More than two decades after it was founded, the USC Neighborhood Academic Initiative continues to aid students throughout South Los Angeles, and has recently expanded to two more schools.
The program, designed to prepare low-income students for the rigors of university education, has graduated over 700 students since its inception in 1989.
The program is spread out over seven years starting in sixth grade, and students involved must participate in both after-school tutoring and Saturday classes.
“It’s tremendous,” NAI Executive Director Kim Thomas-Barrios said. “It’s a seven-year commitment. You’re investing time into your future. You are actually holding onto the particles of your future in your present and that’s a beautiful thing to be able to say and do.”
If the students stay in the program from sixth grade until 12th grade and meet USC admission requirements, they receive a four and a half year scholarship to attend the university.
According to Thomas-Barrios, 41 percent of NAI graduates have attended USC, and 99 percent of all students have attended either a two-year or four-year university.
Tristan Baizar, a freshman majoring in accounting who went through the program, considers himself lucky to have had the opportunity to participate.
“They push us up to a status of being privileged. It’s just enriching all over,” Baizar said. “I guess you can say it’s a powerful thing to be able to go from what is called underprivileged to going to college debt-free for four years. “
Krystal Chavez, a freshman majoring in health and humanities and an NAI graduate, said she agrees with Baizar.
“The greatest part of the program is the resources that it gives us,” Chavez said. “Not many students, especially where we come from, are able to see the kind of atmosphere of this campus and experience the things we see.”
Graduation was an emotional transition for the NAI students, who had been attending school and working together since sixth grade.

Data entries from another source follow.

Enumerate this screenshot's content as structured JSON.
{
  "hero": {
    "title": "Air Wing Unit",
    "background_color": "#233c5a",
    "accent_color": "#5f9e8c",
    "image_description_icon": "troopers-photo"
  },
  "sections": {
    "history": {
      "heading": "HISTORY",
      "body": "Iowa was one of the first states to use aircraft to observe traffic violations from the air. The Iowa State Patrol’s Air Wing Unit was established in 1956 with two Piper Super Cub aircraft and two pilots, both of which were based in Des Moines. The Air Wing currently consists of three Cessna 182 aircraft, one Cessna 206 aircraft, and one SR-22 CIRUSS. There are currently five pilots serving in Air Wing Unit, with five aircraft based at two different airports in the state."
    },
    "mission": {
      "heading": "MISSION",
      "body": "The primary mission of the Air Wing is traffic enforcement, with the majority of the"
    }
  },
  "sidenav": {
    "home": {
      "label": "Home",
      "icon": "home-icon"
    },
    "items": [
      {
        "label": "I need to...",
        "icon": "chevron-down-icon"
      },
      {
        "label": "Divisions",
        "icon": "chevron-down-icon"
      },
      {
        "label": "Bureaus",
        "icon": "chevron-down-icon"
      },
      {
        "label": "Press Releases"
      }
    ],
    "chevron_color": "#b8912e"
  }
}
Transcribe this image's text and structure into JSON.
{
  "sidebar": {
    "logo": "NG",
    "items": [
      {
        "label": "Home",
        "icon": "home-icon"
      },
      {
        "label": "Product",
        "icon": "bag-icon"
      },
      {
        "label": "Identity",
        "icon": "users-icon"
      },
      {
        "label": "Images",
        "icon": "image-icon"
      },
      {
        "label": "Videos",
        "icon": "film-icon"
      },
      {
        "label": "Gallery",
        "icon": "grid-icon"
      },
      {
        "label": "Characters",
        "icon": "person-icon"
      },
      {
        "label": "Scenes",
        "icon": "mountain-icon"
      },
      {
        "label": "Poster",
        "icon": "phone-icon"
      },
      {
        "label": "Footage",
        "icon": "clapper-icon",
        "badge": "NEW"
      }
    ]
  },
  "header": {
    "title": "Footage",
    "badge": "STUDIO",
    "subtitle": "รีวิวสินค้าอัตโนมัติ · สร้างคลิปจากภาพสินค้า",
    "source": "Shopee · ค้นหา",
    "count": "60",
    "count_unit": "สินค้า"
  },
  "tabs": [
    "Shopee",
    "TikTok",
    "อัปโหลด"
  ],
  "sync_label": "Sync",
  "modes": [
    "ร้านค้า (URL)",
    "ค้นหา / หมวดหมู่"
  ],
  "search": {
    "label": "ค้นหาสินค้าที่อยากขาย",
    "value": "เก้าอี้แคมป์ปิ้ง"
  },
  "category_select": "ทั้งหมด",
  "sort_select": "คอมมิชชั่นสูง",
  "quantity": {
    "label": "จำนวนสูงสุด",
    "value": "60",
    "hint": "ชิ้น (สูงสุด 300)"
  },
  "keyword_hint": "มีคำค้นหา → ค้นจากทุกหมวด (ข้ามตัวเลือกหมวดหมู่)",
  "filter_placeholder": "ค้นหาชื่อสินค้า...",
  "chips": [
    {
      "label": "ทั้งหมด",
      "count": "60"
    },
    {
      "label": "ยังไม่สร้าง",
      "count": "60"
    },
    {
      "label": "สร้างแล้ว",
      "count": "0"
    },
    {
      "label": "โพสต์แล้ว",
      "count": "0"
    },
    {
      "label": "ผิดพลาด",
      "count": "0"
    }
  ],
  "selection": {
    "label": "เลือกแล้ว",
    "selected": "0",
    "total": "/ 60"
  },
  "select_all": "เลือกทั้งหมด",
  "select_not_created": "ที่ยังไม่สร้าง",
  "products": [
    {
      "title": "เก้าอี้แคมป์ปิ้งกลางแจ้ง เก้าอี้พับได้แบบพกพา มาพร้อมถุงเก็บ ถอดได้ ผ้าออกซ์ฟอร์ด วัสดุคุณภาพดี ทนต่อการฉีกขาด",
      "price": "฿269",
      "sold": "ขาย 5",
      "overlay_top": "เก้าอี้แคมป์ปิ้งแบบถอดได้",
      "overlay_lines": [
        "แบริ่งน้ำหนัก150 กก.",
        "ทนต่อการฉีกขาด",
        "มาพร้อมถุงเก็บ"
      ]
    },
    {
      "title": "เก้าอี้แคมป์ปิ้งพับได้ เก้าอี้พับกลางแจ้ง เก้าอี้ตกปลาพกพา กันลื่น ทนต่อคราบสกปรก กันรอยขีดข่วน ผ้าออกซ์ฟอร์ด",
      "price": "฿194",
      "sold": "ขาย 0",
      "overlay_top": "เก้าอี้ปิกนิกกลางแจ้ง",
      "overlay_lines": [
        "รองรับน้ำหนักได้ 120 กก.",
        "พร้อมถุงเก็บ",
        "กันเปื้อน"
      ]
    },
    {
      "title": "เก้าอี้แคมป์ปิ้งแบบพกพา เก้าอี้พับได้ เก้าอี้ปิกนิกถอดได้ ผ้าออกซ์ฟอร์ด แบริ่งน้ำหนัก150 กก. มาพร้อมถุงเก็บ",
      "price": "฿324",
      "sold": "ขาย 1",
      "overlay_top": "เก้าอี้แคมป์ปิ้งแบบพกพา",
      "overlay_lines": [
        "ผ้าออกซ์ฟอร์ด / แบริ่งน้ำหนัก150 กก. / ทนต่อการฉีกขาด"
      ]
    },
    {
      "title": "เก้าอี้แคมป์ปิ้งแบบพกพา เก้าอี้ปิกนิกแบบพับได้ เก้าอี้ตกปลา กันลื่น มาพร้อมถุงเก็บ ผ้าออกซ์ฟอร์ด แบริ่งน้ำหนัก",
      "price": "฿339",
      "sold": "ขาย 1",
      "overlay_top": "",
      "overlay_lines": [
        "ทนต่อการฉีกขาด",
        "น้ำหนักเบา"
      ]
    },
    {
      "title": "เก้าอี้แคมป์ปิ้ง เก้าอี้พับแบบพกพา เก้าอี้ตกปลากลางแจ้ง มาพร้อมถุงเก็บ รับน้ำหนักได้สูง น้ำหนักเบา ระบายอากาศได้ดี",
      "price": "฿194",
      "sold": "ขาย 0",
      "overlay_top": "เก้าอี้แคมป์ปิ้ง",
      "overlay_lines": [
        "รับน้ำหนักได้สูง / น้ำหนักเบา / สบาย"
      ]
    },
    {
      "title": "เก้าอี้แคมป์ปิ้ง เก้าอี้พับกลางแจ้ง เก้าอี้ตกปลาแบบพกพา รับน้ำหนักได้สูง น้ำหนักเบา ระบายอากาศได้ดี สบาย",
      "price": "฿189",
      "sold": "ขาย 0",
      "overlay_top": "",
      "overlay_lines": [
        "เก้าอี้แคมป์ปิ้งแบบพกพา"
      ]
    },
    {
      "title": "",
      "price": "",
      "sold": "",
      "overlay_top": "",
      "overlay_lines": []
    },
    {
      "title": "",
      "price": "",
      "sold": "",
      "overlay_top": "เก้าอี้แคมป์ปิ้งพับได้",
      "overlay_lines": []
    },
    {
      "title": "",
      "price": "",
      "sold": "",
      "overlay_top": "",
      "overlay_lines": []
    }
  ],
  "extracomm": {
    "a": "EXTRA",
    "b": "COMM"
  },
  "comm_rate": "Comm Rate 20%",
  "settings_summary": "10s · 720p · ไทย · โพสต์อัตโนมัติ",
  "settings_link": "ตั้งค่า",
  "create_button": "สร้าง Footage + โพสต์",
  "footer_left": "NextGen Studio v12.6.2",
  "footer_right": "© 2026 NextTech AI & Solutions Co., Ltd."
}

“To make it to high school graduation and seeing the places that all of us get into is just amazing,” Baizar said.
Thomas-Barrios recalls the immense pride she felt in watching her students graduate.
“I had all the students stand up, turn to their parents, and say, ‘I can go to college.’”
Both graduates anticipate that they will give back to NAI in the future.
“Once you make it to a certain level,” Baizar said, “you should turn back and help people, you know, to pull them up to your level also.”
Currently, NAI is preparing to expand outside the South Los Angeles area. Just this past month, the program added two new schools, Murchison Street Elementary School and El Sereno Middle School. The additions increased the total amount of middle school students in the program by more than 100.
In regards to the program’s future, NAI hopes to double its number of graduates with its expansion to other neighborhoods.
“We have ripe opportunity with these children, especially the children coming from housing projects who do not have a program like NAI, who will come to them and say ‘here you go, you just have to work hard,’” Thomas-Barrios said. “I think that this will be a huge lift for that neighborhood.”
Thomas-Barrios encourages current USC students to get involved in the program, whether it be through after-school tutoring or serving as mentors to kids in NAI.
“It’s big enough where anything you would want to do, you can do. Any help that anyone would love to give, we’d love to take it.”